В «Бруте» мало что изменилось за минувшие годы: те же колонны посередине зала, те же ажурные перегородки и «отдельные кабинеты», та же негромкая публика и тот же всепонимающий и ни во что не вмешивающийся Жорж Ньютон, то ли однофамилец, то ли потомок того, другого, бессмертного Ньютона (впрочем, какой же потомок? — у великого Ньютона не было детей…).
На этот раз друзья предпочли место в углу. Ничто не мешало их общению и разговору; ни тихая музыка в стиле «ретро», ни компания, мирно веселящаяся вокруг одной из колонн, ни даже одинокий подвыпивший чудак, несколько раз подходивший к ним от соседнего столика, чтобы позабавить идиотским вопросом, типа:
— Прошу прощения, господа, зачем растут пальмы в Крыму?
— В Крыму не растут пальмы, уважаемый.
— А если посадить?
— Зачем?
— Вот я и спрашиваю, господа: зачем?!
— Жорж, можно тебя на минуточку? Дай справку этому джентльмену относительно пальм в Крыму.
— Вас понял. Маэстро, не угодно ли вам сесть за свой столик, а я приволоку вам том энциклопедии на букву "п"?
— Угодно. Честь имею, господа!
— Дэвид, мне изрядно надоел этот субъект. По-моему, он нарочно к нам привязывается.
— Нет, просто хватил лишнего. Я таких, которые «нарочно», узнаю за милю.
— И все же он по твоему ведомству больше, чем по моему.
— У меня, Фред, уже три года как нет ведомства.
— Знаю… Чем же ты занимаешься?
— Частным сыском. Вышел в отставку, теперь у меня своя контора. Меня проводили с почетом, но в одну неделю. С орденом в петлице. Воннел с Дороном не поскупились бы и на два, если бы я вовсе отказался от пресс-конференции.

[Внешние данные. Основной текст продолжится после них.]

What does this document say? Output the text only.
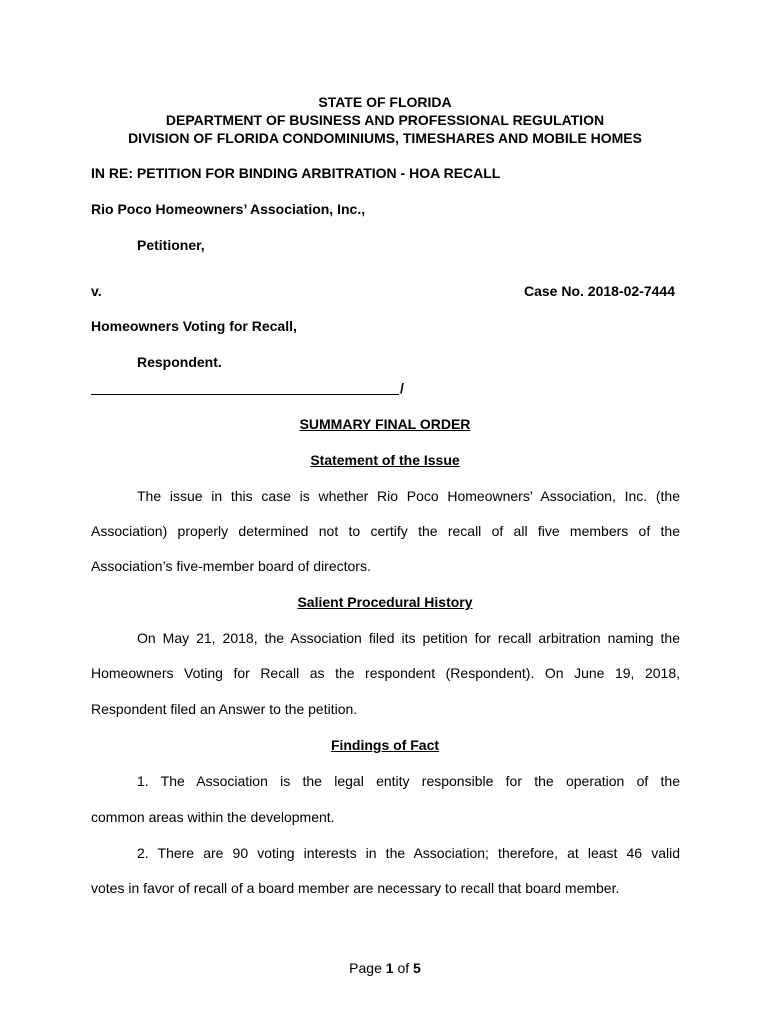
STATE OF FLORIDA
DEPARTMENT OF BUSINESS AND PROFESSIONAL REGULATION
DIVISION OF FLORIDA CONDOMINIUMS, TIMESHARES AND MOBILE HOMES
IN RE: PETITION FOR BINDING ARBITRATION - HOA RECALL
Rio Poco Homeowners’ Association, Inc.,
Petitioner,
v.	Case No. 2018-02-7444
Homeowners Voting for Recall,
Respondent.
/
SUMMARY FINAL ORDER
Statement of the Issue
The issue in this case is whether Rio Poco Homeowners’ Association, Inc. (the
Association) properly determined not to certify the recall of all five members of the
Association’s five-member board of directors.
Salient Procedural History
On May 21, 2018, the Association filed its petition for recall arbitration naming the
Homeowners Voting for Recall as the respondent (Respondent). On June 19, 2018,
Respondent filed an Answer to the petition.
Findings of Fact
1. The Association is the legal entity responsible for the operation of the
common areas within the development.
2. There are 90 voting interests in the Association; therefore, at least 46 valid
votes in favor of recall of a board member are necessary to recall that board member.
Page 1 of 5
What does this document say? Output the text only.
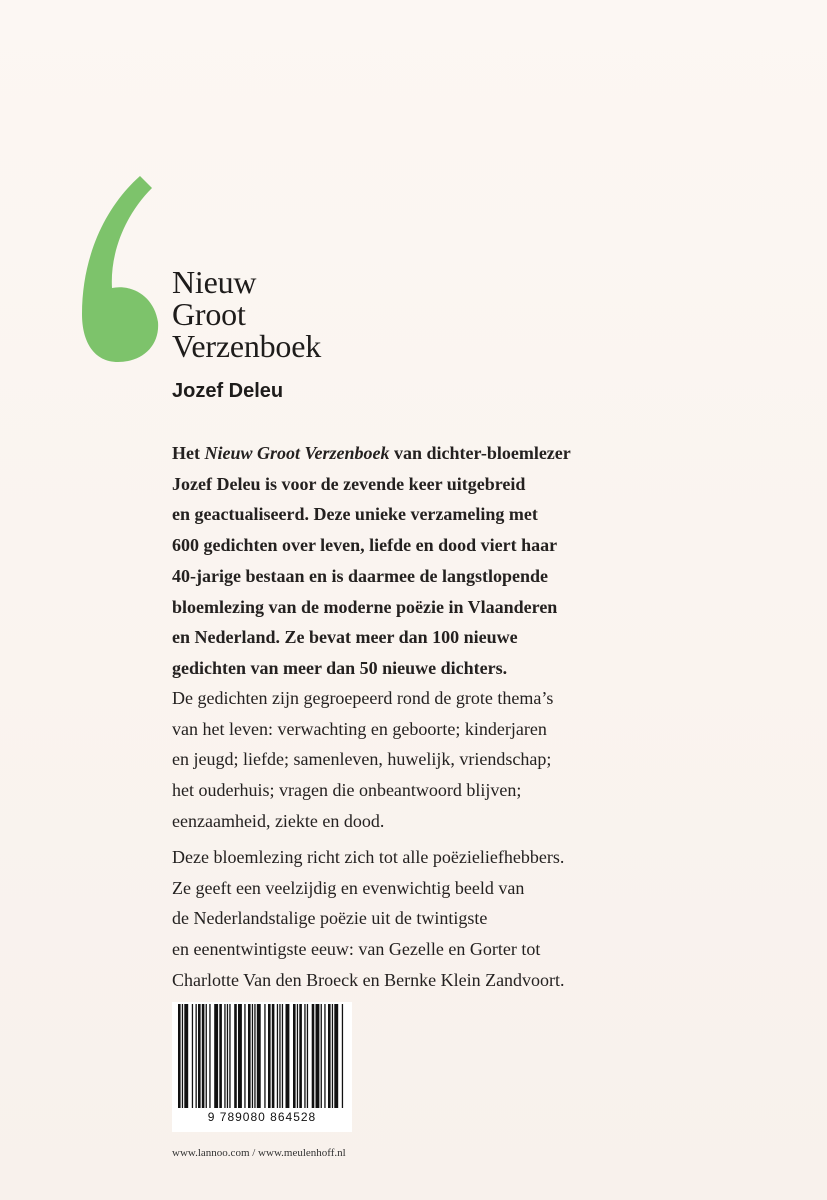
Nieuw
Groot
Verzenboek
Jozef Deleu
Het Nieuw Groot Verzenboek van dichter-bloemlezer
Jozef Deleu is voor de zevende keer uitgebreid
en geactualiseerd. Deze unieke verzameling met
600 gedichten over leven, liefde en dood viert haar
40-jarige bestaan en is daarmee de langstlopende
bloemlezing van de moderne poëzie in Vlaanderen
en Nederland. Ze bevat meer dan 100 nieuwe
gedichten van meer dan 50 nieuwe dichters.
De gedichten zijn gegroepeerd rond de grote thema’s
van het leven: verwachting en geboorte; kinderjaren
en jeugd; liefde; samenleven, huwelijk, vriendschap;
het ouderhuis; vragen die onbeantwoord blijven;
eenzaamheid, ziekte en dood.
Deze bloemlezing richt zich tot alle poëzieliefhebbers.
Ze geeft een veelzijdig en evenwichtig beeld van
de Nederlandstalige poëzie uit de twintigste
en eenentwintigste eeuw: van Gezelle en Gorter tot
Charlotte Van den Broeck en Bernke Klein Zandvoort.
9 789080 864528
www.lannoo.com / www.meulenhoff.nl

— Я сделал материал для «Вечернего звона».
— Все же сделал?
— За кого ты меня принимаешь?.. Краткое изложение твоей обличительной речи… Но Верблюд, прочитав не без интереса, сунул в сейф, а ключ проглотил. Доказательств, представь себе, маловато! Обвинение построено на песке! Как будто, если бы…
— Он прав, Фред. Увы, без Аль Почино, без Дины Ланн, без Рольфа Бейли и без тебя я действительно оказался без фундамента.
— Хотя все, что ты говорил, было сущей правдой! Я подозреваю, Дэвид, что моему Верблюду кто-то звонил задолго до того, как я принес материал.